“We just have to live with it,” the General Manager replied.
The GM was responding to my comment that month-end surges in sales orders were causing inefficiencies in the company’s logistics operations.
I was presenting an operations assessment report to a company that distributed name-brand computer printers and accessories. One of the key observations from my report was that the majority of sales orders (more than 50% of monthly sales) came at the end of every month.
Staff from sales, accounting, to logistics rushed deliveries to fulfil the orders and meet revenue targets. Sales personnel counted on the deliveries to achieve if not beat their quotas and benefit from incentives. Not attaining the targets and quotas was simply not acceptable.
The company is an exclusive distributor for a large name-brand supplier of printers. The supplier dictated the monthly sales targets. The supplier expected the company to meet those targets from month to month, no questions asked. Hence, the company’s General Manager said that month-end surges were something they could do nothing about. It was something they had to live with.
Many executives do not want to shift from the practice of month-end selling and delivery. “It’s not for discussion,” a consumer goods wholesale executive once told me when I said the monthly surge in deliveries was causing her firm’s transportation expenses to rise. The executive did not want to change a practice which has become so ingrained in the company’s culture.
Executives don’t dispute that month-end surges bring about inefficiencies and high costs throughout the supply chain. Surges cause stock run-outs as inventories deplete quicker than suppliers or manufacturing lines can replenish. The surges also drive up inventories of customers which result in increased product returns especially for products with limited shelf lives.
Logistics expenses increase as month-end surges strain storage and transport capacities. Some firms rent additional storage to stockpile products in anticipation of sales surges. Transport providers tend to sub-contract additional trucks to ensure there are enough vehicles to meet the demand. Both the additional storage and transport capacities result in higher delivered costs for products.
Month-end surges are sometimes coupled with periodic sales promotions and price changes which fuel more spikes in orders and delivery volumes. Surges thus cause a “bullwhip” effect in which the up-and-down delivery volumes and resulting peaks and valleys in inventories amplify speculations throughout the supply chain.

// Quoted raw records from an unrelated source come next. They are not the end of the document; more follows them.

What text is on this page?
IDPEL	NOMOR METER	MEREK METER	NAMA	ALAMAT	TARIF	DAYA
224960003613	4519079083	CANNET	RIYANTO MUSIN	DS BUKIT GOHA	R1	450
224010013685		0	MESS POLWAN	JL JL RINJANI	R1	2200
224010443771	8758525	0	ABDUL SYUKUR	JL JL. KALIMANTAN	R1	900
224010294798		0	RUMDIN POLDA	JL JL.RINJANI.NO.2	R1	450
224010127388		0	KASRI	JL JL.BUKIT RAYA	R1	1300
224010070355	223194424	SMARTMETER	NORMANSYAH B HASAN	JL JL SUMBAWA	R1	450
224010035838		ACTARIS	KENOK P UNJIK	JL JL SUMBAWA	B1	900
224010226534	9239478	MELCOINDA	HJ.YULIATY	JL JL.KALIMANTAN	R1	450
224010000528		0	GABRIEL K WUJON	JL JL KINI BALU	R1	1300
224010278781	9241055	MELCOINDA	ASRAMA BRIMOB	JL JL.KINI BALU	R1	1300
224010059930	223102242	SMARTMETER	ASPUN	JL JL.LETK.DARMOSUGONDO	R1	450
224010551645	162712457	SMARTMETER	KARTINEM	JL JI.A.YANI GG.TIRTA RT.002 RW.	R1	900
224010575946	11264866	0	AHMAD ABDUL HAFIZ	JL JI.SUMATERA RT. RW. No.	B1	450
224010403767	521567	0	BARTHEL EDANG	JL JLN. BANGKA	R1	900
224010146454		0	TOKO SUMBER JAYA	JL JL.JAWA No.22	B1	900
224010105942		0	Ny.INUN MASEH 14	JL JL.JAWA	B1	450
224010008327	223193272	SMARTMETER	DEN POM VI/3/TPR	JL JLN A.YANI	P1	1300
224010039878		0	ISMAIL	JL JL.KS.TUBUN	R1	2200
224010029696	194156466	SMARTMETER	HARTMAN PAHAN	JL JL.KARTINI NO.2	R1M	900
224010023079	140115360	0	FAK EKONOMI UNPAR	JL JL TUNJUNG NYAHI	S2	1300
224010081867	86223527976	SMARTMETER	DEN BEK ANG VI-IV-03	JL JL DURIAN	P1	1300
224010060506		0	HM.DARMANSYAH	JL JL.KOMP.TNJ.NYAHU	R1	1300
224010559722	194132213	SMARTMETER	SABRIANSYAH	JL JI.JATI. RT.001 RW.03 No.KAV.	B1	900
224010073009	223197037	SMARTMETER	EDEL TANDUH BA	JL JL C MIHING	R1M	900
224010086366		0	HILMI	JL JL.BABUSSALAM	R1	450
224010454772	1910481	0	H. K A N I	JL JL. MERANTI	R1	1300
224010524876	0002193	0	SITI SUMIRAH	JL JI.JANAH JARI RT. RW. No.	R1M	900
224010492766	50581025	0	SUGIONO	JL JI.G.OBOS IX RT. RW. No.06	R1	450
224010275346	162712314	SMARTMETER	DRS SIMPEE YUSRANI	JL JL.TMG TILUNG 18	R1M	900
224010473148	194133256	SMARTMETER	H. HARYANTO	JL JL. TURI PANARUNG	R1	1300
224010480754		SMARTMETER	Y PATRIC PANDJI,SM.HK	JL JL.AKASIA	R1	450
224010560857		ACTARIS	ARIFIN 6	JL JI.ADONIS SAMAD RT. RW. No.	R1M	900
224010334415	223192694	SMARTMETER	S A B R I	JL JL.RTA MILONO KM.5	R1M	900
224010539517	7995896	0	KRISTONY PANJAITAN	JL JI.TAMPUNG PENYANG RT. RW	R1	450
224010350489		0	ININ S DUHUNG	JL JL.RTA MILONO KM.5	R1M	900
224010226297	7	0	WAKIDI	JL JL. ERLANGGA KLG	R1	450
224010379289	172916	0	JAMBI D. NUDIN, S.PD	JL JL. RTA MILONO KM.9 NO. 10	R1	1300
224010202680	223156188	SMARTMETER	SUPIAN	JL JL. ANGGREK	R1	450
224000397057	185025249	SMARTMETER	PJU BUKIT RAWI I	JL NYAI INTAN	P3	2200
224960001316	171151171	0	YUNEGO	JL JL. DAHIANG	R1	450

Executives are reluctant to move away from month-end surges because they fear lower sales will result. They are afraid shifting from month-end sales would cause a decrease in revenue which they can ill afford in organizations that especially measure performance by monthly targets.
Moving from month-end sales to just deliveries driven by demand is common-sense logical. It’s just not accepted given the anxiety it would cause among executives. In a demand-driven supply chain, one delivers only what and when it is needed. The fear is the demand and the subsequent sales might not be up to par with immediate targets.
A downturn in sales would indeed be expected as customers would exhaust overstocked inventories from any previous surge. In succeeding months, demand would pick up and sales would average closer to what would have been with month-end surges. But executives would have to have faith that that will happen and executives don’t like to count on faith.
Stakeholders in many companies measure executives via short-term targets. Stakeholders want to see continuous growth in their company’s finances especially if they expect dividends and bonuses every year. Creditors, such as banks who provide loans, also want to see continuous short-term gains to assure themselves that they will be paid the interest and principal of what they lent.
The month-end surge is a manifestation of short-term thinking. Shifting from the month-end surge requires changing one’s mindset from short-term to long-term management.
When delivering only what is needed and when it is needed, all functions of the organization have to work closely together. Sales needs to forecast future demand from the grass-roots level or from the end-user, whether that be the customer or the customer’s customers. Marketing would support sales where it sees demand is lacking or where there is potential.
The supply chain from logistics, manufacturing, and procurement would have to build in a capable system and structure to anticipate the demand. Sales, Marketing, and the Supply Chain, most of all, would need to communicate and come out with a consensus of action every time they review actual and forecasted demand.
Attaining higher sales is not a product of individual sales persons or a result of incentives for just one group. It is the product of teamwork. Any challenge in fulfilling demand and achieving targets can be met if the organization works as a team.
And isn’t that what organizations are supposed to be doing in the first place?